In <[email protected]>, on 04/25/2013
at 08:47 PM, "Joel C. Ewing" <[email protected]> said:
>An old, old historic convention with punch cards was to use an "11"
> punch above the rightmost digit on a card for negative numeric
>fields (which converts that column to represent EBCDIC X'D0' to
>X'D9) and no zone punch if positive, so PACK applied to bytes from
>such a field would get a consistent "F" sign for positive and "D"
>sign for negative and the result of the pack could be directly used
>as a Packed Decimal arithmetic operand. Going the other way, if you
>knew for certain that the packed number was positive and the sign
>nibble was "F", then UnPack gives the correct EBCDIC character
>for the rightmost digit without any clean up.

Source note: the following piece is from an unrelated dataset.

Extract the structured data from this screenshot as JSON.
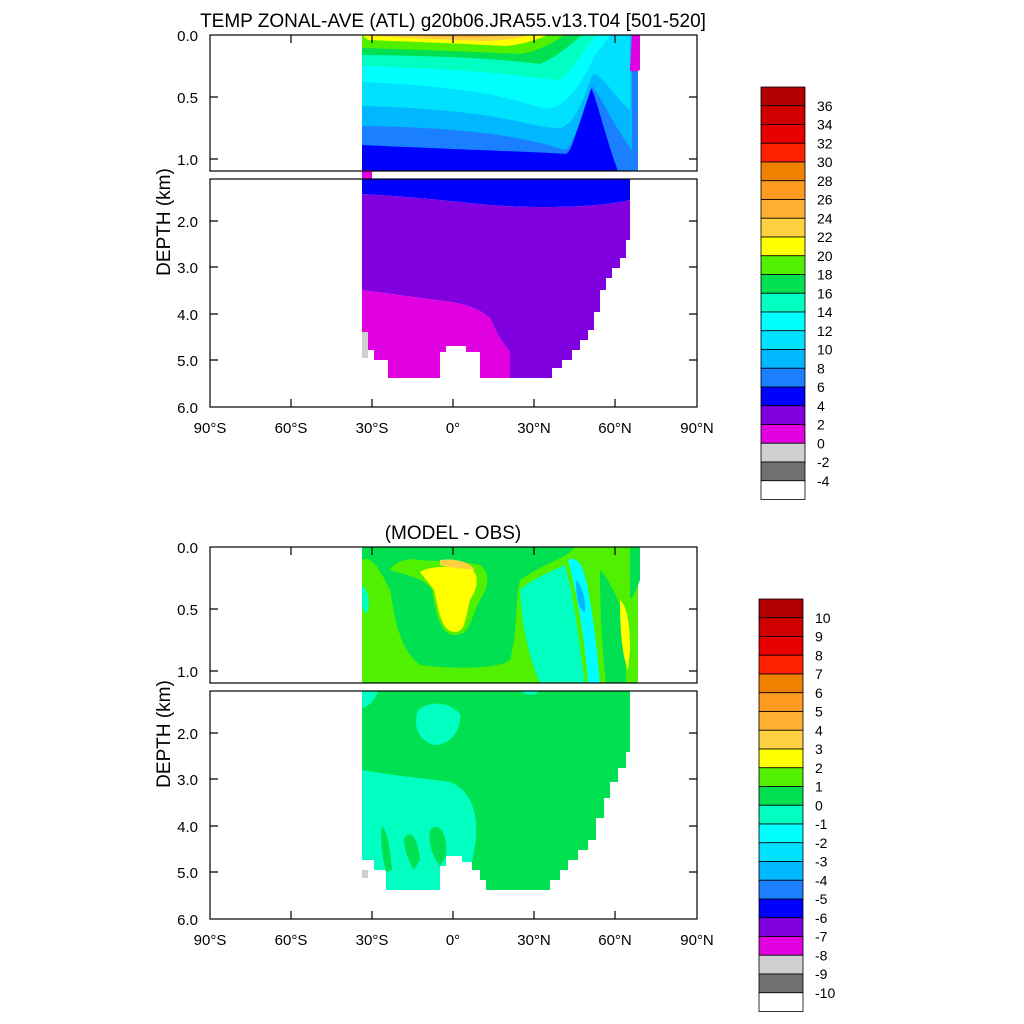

Unfortunately
>results of packed decimal arithmetic use "C" for positive results,
>so if unsure how a field was produced, something like an OI of
>"F0" would be required on the rightmost byte for positive values
>to force a numeric character after an Unpack (or use some
>alternative unpack method like the Edit instruction). A minor
>simplification, granted, but being able to eliminate a few
>instructions is always aesthetically pleasing.
What are you eliminating? If some of your data were produced with AP,
then you need the code to deal with a C zone.
--
Shmuel (Seymour J.) Metz, SysProg and JOAT
Atid/2 <http://patriot.net/~shmuel>
We don't care. We don't have to care, we're Congress.